Intramolecular Hydrogen Bond-Controlled Prolyl Amide Isomerization in Glucosyl 3′(S)-Hydroxy-5′-hydroxymethylproline Hybrids: Influence of a C-5′-Hydroxymethyl Substituent on the Thermodynamics and Kinetics of Prolyl Amide Cis/Trans Isomerization

Abstract

Peptide mimics containing spirocyclic glucosyl-(3'-hydroxy-5'-hydroxymethyl)proline hybrids (Glc3'(S)-5'(CH(2)OH)HypHs) with a polar hydroxymethyl substituent at the C-5' position, such as C-terminal ester Ac-Glc3'(S)-5'(CH(2)OH)Hyp-OMe and C-terminal amide Ac-Glc3'(S)-5'(CH(2)OH)Hyp-N'-CH(3), were synthesized. C-Terminal esters exhibit increased cis population (23-53%) relative to Ac-3(S)HyPro-OMe (17%) or Ac-Pro-OMe (14%) in D(2)O. The prolyl amide cis population is further increased to 38-74% in the C-terminal amide form in D(2)O. Our study shows that the stereochemistry of the hydroxymethyl substituent at the C-5' position of proline permits tuning of the prolyl amide cis/trans isomer ratio. Inversion-magnetization transfer NMR experiments indicate that the stereochemistry of the hydroxymethyl substituent has a dramatic effect on the kinetics of prolyl amide cis/trans isomerization.

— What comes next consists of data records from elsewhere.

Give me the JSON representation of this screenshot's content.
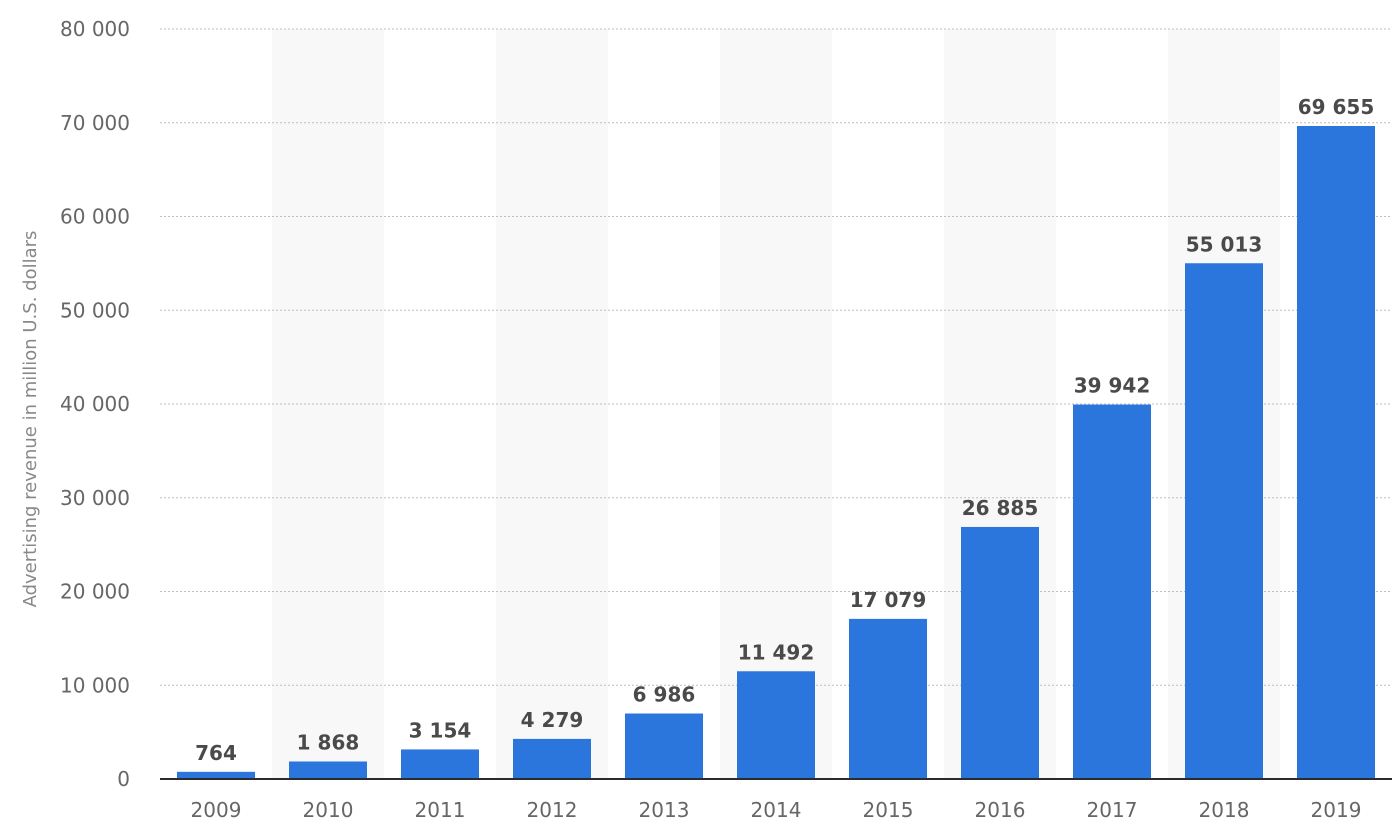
{
  "chart_data": {
    "type": "bar",
    "categories": [
      "2009",
      "2010",
      "2011",
      "2012",
      "2013",
      "2014",
      "2015",
      "2016",
      "2017",
      "2018",
      "2019"
    ],
    "values": [
      764,
      1868,
      3154,
      4279,
      6986,
      11492,
      17079,
      26885,
      39942,
      55013,
      69655
    ],
    "value_labels": [
      "764",
      "1 868",
      "3 154",
      "4 279",
      "6 986",
      "11 492",
      "17 079",
      "26 885",
      "39 942",
      "55 013",
      "69 655"
    ],
    "title": "",
    "xlabel": "",
    "ylabel": "Advertising revenue in million U.S. dollars",
    "ylim": [
      0,
      80000
    ],
    "yticks": [
      0,
      10000,
      20000,
      30000,
      40000,
      50000,
      60000,
      70000,
      80000
    ],
    "ytick_labels": [
      "0",
      "10 000",
      "20 000",
      "30 000",
      "40 000",
      "50 000",
      "60 000",
      "70 000",
      "80 000"
    ],
    "grid": true,
    "legend": "none",
    "bar_color": "#2a76dd"
  }
}
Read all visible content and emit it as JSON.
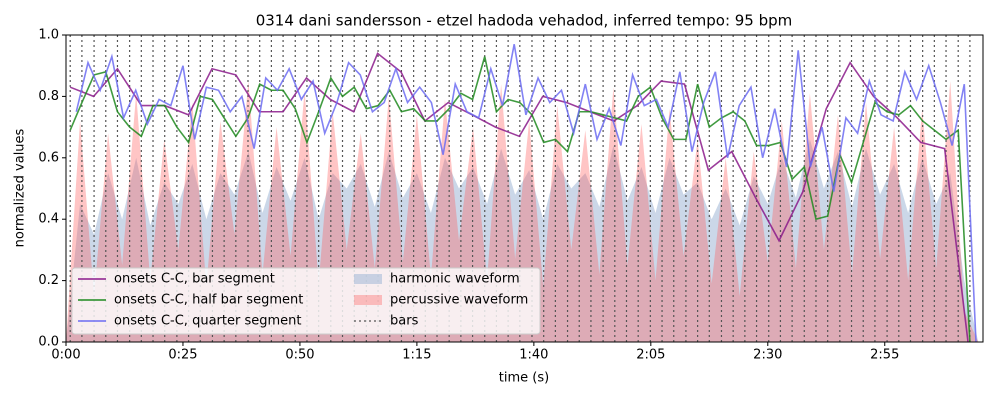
{
  "chart_data": {
    "type": "line",
    "title": "0314 dani sandersson - etzel hadoda vehadod, inferred tempo: 95 bpm",
    "x_label": "time (s)",
    "y_label": "normalized values",
    "xlim": [
      0,
      196
    ],
    "ylim": [
      0,
      1
    ],
    "xticks": [
      {
        "value": 0,
        "label": "0:00"
      },
      {
        "value": 25,
        "label": "0:25"
      },
      {
        "value": 50,
        "label": "0:50"
      },
      {
        "value": 75,
        "label": "1:15"
      },
      {
        "value": 100,
        "label": "1:40"
      },
      {
        "value": 125,
        "label": "2:05"
      },
      {
        "value": 150,
        "label": "2:30"
      },
      {
        "value": 175,
        "label": "2:55"
      }
    ],
    "yticks": [
      {
        "value": 0,
        "label": "0.0"
      },
      {
        "value": 0.2,
        "label": "0.2"
      },
      {
        "value": 0.4,
        "label": "0.4"
      },
      {
        "value": 0.6,
        "label": "0.6"
      },
      {
        "value": 0.8,
        "label": "0.8"
      },
      {
        "value": 1,
        "label": "1.0"
      }
    ],
    "legend": "lower left",
    "series": [
      {
        "name": "onsets C-C, bar segment",
        "style": "line",
        "color": "#8b1a8b",
        "x": [
          0.9,
          5.9,
          11.0,
          16.1,
          21.1,
          26.2,
          31.2,
          36.3,
          41.3,
          46.4,
          51.4,
          56.5,
          61.5,
          66.6,
          71.6,
          76.7,
          81.7,
          86.8,
          91.8,
          96.9,
          101.9,
          107.0,
          112.0,
          117.1,
          122.1,
          127.2,
          132.2,
          137.3,
          142.3,
          147.4,
          152.4,
          157.5,
          162.5,
          167.6,
          172.6,
          177.7,
          182.7,
          187.8,
          192.8
        ],
        "values": [
          0.83,
          0.8,
          0.89,
          0.77,
          0.77,
          0.74,
          0.89,
          0.87,
          0.75,
          0.75,
          0.86,
          0.79,
          0.75,
          0.94,
          0.88,
          0.72,
          0.78,
          0.74,
          0.7,
          0.67,
          0.8,
          0.78,
          0.75,
          0.72,
          0.77,
          0.85,
          0.84,
          0.56,
          0.62,
          0.47,
          0.33,
          0.49,
          0.76,
          0.91,
          0.8,
          0.73,
          0.65,
          0.63,
          0.0
        ]
      },
      {
        "name": "onsets C-C, half bar segment",
        "style": "line",
        "color": "#1f8a1f",
        "x": [
          0.9,
          3.4,
          6.0,
          8.5,
          11.0,
          13.6,
          16.1,
          18.6,
          21.1,
          23.7,
          26.2,
          28.7,
          31.3,
          33.8,
          36.3,
          38.9,
          41.4,
          43.9,
          46.4,
          49.0,
          51.5,
          54.0,
          56.6,
          59.1,
          61.6,
          64.2,
          66.7,
          69.2,
          71.7,
          74.3,
          76.8,
          79.3,
          81.9,
          84.4,
          86.9,
          89.5,
          92.0,
          94.5,
          97.0,
          99.6,
          102.1,
          104.6,
          107.2,
          109.7,
          112.2,
          114.8,
          117.3,
          119.8,
          122.3,
          124.9,
          127.4,
          129.9,
          132.5,
          135.0,
          137.5,
          140.1,
          142.6,
          145.1,
          147.6,
          150.2,
          152.7,
          155.2,
          157.8,
          160.3,
          162.8,
          165.4,
          167.9,
          170.4,
          172.9,
          175.5,
          178.0,
          180.5,
          183.1,
          185.6,
          188.1,
          190.7,
          193.2
        ],
        "values": [
          0.69,
          0.78,
          0.87,
          0.88,
          0.75,
          0.7,
          0.67,
          0.77,
          0.77,
          0.7,
          0.65,
          0.8,
          0.79,
          0.73,
          0.67,
          0.73,
          0.84,
          0.82,
          0.82,
          0.76,
          0.65,
          0.75,
          0.86,
          0.8,
          0.83,
          0.76,
          0.77,
          0.82,
          0.75,
          0.76,
          0.72,
          0.72,
          0.76,
          0.81,
          0.79,
          0.93,
          0.75,
          0.79,
          0.78,
          0.74,
          0.65,
          0.66,
          0.62,
          0.75,
          0.75,
          0.74,
          0.73,
          0.72,
          0.8,
          0.83,
          0.73,
          0.66,
          0.66,
          0.84,
          0.7,
          0.73,
          0.75,
          0.72,
          0.64,
          0.64,
          0.65,
          0.53,
          0.57,
          0.4,
          0.41,
          0.61,
          0.52,
          0.65,
          0.78,
          0.75,
          0.74,
          0.77,
          0.72,
          0.69,
          0.66,
          0.69,
          0.0
        ]
      },
      {
        "name": "onsets C-C, quarter segment",
        "style": "line",
        "color": "#6c6cf2",
        "x": [
          2.2,
          4.7,
          7.3,
          9.8,
          12.3,
          14.9,
          17.4,
          19.9,
          22.4,
          25.0,
          27.5,
          30.0,
          32.6,
          35.1,
          37.6,
          40.2,
          42.7,
          45.2,
          47.7,
          50.3,
          52.8,
          55.3,
          57.9,
          60.4,
          62.9,
          65.5,
          68.0,
          70.5,
          73.0,
          75.6,
          78.1,
          80.6,
          83.2,
          85.7,
          88.2,
          90.8,
          93.3,
          95.8,
          98.3,
          100.9,
          103.4,
          105.9,
          108.5,
          111.0,
          113.5,
          116.1,
          118.6,
          121.1,
          123.6,
          126.2,
          128.7,
          131.2,
          133.8,
          136.3,
          138.8,
          141.4,
          143.9,
          146.4,
          148.9,
          151.5,
          154.0,
          156.5,
          159.1,
          161.6,
          164.1,
          166.7,
          169.2,
          171.7,
          174.2,
          176.8,
          179.3,
          181.8,
          184.4,
          186.9,
          189.4,
          192.0,
          194.5
        ],
        "values": [
          0.75,
          0.91,
          0.82,
          0.93,
          0.73,
          0.82,
          0.71,
          0.79,
          0.77,
          0.9,
          0.66,
          0.83,
          0.82,
          0.75,
          0.8,
          0.63,
          0.86,
          0.82,
          0.89,
          0.79,
          0.85,
          0.68,
          0.78,
          0.91,
          0.87,
          0.75,
          0.78,
          0.89,
          0.78,
          0.83,
          0.78,
          0.61,
          0.84,
          0.75,
          0.73,
          0.89,
          0.77,
          0.97,
          0.74,
          0.86,
          0.78,
          0.82,
          0.68,
          0.84,
          0.66,
          0.76,
          0.64,
          0.87,
          0.77,
          0.79,
          0.7,
          0.88,
          0.62,
          0.78,
          0.88,
          0.6,
          0.77,
          0.83,
          0.6,
          0.76,
          0.57,
          0.95,
          0.57,
          0.7,
          0.49,
          0.73,
          0.68,
          0.85,
          0.74,
          0.72,
          0.88,
          0.79,
          0.9,
          0.78,
          0.64,
          0.84,
          0.0
        ]
      },
      {
        "name": "harmonic waveform",
        "style": "area",
        "color": "#a9bcd8",
        "x": [
          0,
          3,
          6,
          9,
          12,
          15,
          18,
          21,
          24,
          27,
          30,
          33,
          36,
          39,
          42,
          45,
          48,
          51,
          54,
          57,
          60,
          63,
          66,
          69,
          72,
          75,
          78,
          81,
          84,
          87,
          90,
          93,
          96,
          99,
          102,
          105,
          108,
          111,
          114,
          117,
          120,
          123,
          126,
          129,
          132,
          135,
          138,
          141,
          144,
          147,
          150,
          153,
          156,
          159,
          162,
          165,
          168,
          171,
          174,
          177,
          180,
          183,
          186,
          189,
          192,
          195
        ],
        "values": [
          0.0,
          0.45,
          0.35,
          0.55,
          0.4,
          0.6,
          0.38,
          0.52,
          0.45,
          0.58,
          0.4,
          0.55,
          0.48,
          0.62,
          0.42,
          0.57,
          0.46,
          0.6,
          0.4,
          0.55,
          0.5,
          0.58,
          0.44,
          0.62,
          0.47,
          0.55,
          0.42,
          0.6,
          0.5,
          0.57,
          0.45,
          0.63,
          0.48,
          0.56,
          0.4,
          0.58,
          0.5,
          0.55,
          0.44,
          0.64,
          0.46,
          0.57,
          0.42,
          0.6,
          0.48,
          0.52,
          0.4,
          0.5,
          0.38,
          0.54,
          0.45,
          0.6,
          0.47,
          0.66,
          0.5,
          0.62,
          0.44,
          0.63,
          0.48,
          0.58,
          0.42,
          0.6,
          0.45,
          0.55,
          0.2,
          0.0
        ]
      },
      {
        "name": "percussive waveform",
        "style": "area",
        "color": "#ff5a5a",
        "x": [
          0,
          3,
          6,
          9,
          12,
          15,
          18,
          21,
          24,
          27,
          30,
          33,
          36,
          39,
          42,
          45,
          48,
          51,
          54,
          57,
          60,
          63,
          66,
          69,
          72,
          75,
          78,
          81,
          84,
          87,
          90,
          93,
          96,
          99,
          102,
          105,
          108,
          111,
          114,
          117,
          120,
          123,
          126,
          129,
          132,
          135,
          138,
          141,
          144,
          147,
          150,
          153,
          156,
          159,
          162,
          165,
          168,
          171,
          174,
          177,
          180,
          183,
          186,
          189,
          192,
          195
        ],
        "values": [
          0.0,
          0.72,
          0.15,
          0.68,
          0.25,
          0.81,
          0.2,
          0.66,
          0.3,
          0.78,
          0.18,
          0.72,
          0.35,
          0.85,
          0.22,
          0.7,
          0.28,
          0.82,
          0.19,
          0.75,
          0.3,
          0.68,
          0.24,
          0.8,
          0.26,
          0.74,
          0.21,
          0.79,
          0.33,
          0.7,
          0.2,
          0.84,
          0.27,
          0.72,
          0.18,
          0.77,
          0.3,
          0.69,
          0.22,
          0.83,
          0.25,
          0.71,
          0.2,
          0.76,
          0.28,
          0.66,
          0.19,
          0.6,
          0.15,
          0.62,
          0.26,
          0.72,
          0.24,
          0.81,
          0.3,
          0.74,
          0.22,
          0.78,
          0.27,
          0.7,
          0.2,
          0.76,
          0.24,
          0.85,
          0.1,
          0.0
        ]
      },
      {
        "name": "bars",
        "style": "vlines",
        "color": "#555555",
        "x": [
          0.9,
          3.4,
          6.0,
          8.5,
          11.0,
          13.6,
          16.1,
          18.6,
          21.1,
          23.7,
          26.2,
          28.7,
          31.3,
          33.8,
          36.3,
          38.9,
          41.4,
          43.9,
          46.4,
          49.0,
          51.5,
          54.0,
          56.6,
          59.1,
          61.6,
          64.2,
          66.7,
          69.2,
          71.7,
          74.3,
          76.8,
          79.3,
          81.9,
          84.4,
          86.9,
          89.5,
          92.0,
          94.5,
          97.0,
          99.6,
          102.1,
          104.6,
          107.2,
          109.7,
          112.2,
          114.8,
          117.3,
          119.8,
          122.3,
          124.9,
          127.4,
          129.9,
          132.5,
          135.0,
          137.5,
          140.1,
          142.6,
          145.1,
          147.6,
          150.2,
          152.7,
          155.2,
          157.8,
          160.3,
          162.8,
          165.4,
          167.9,
          170.4,
          172.9,
          175.5,
          178.0,
          180.5,
          183.1,
          185.6,
          188.1,
          190.7,
          193.2
        ]
      }
    ]
  }
}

A 200-fold difference in the trans-to-cis (k(tc)) isomerization and a 90-fold rate difference in the cis-to-trans (k(ct)) isomerization is observed between epimeric C-5' 3 and 4. When compared to reference peptide mimics Ac-Pro-OMe and Ac-3(S)Hyp-OMe, our study demonstrates that a (13-16)-fold decrease in k(tc) and k(ct) is observed for the C-5'(S), while a (5-24)-fold acceleration is observed for the C-5'(R) epimer. DFT calculations indicate that the pyrrolidine ring prefers a C(beta) exo pucker in both Ac-Glc3'(S)-5'(CH(2)OH)Hyp-OMe diastereoisomers. Computational calculations and chemical shift temperature coefficient (Delta delta/Delta T) experiments indicate that the hydroxymethyl group at C-5' in Ac-Glc3'(S)-5'(CH(2)OH)Hyp-OMe forms a stabilizing intramolecular hydrogen bond to the carbonyl of the N-acetyl group in both epimeric cis isomers. However, a competing intramolecular hydrogen bond between the hydroxymethyl groups in the pyrrolidine ring and pyran ring stabilizes the trans isomer in the C-5'(S) diastereoisomer. The dramatic differences in the kinetic properties of the diastereoisomeric peptide mimics are rationalized by the presence or absence of an intramolecular hydrogen bond between the hydroxymethyl substituent located at C-5' and the developing lone pair on the nitrogen atom of the N-acetyl group in the transition state.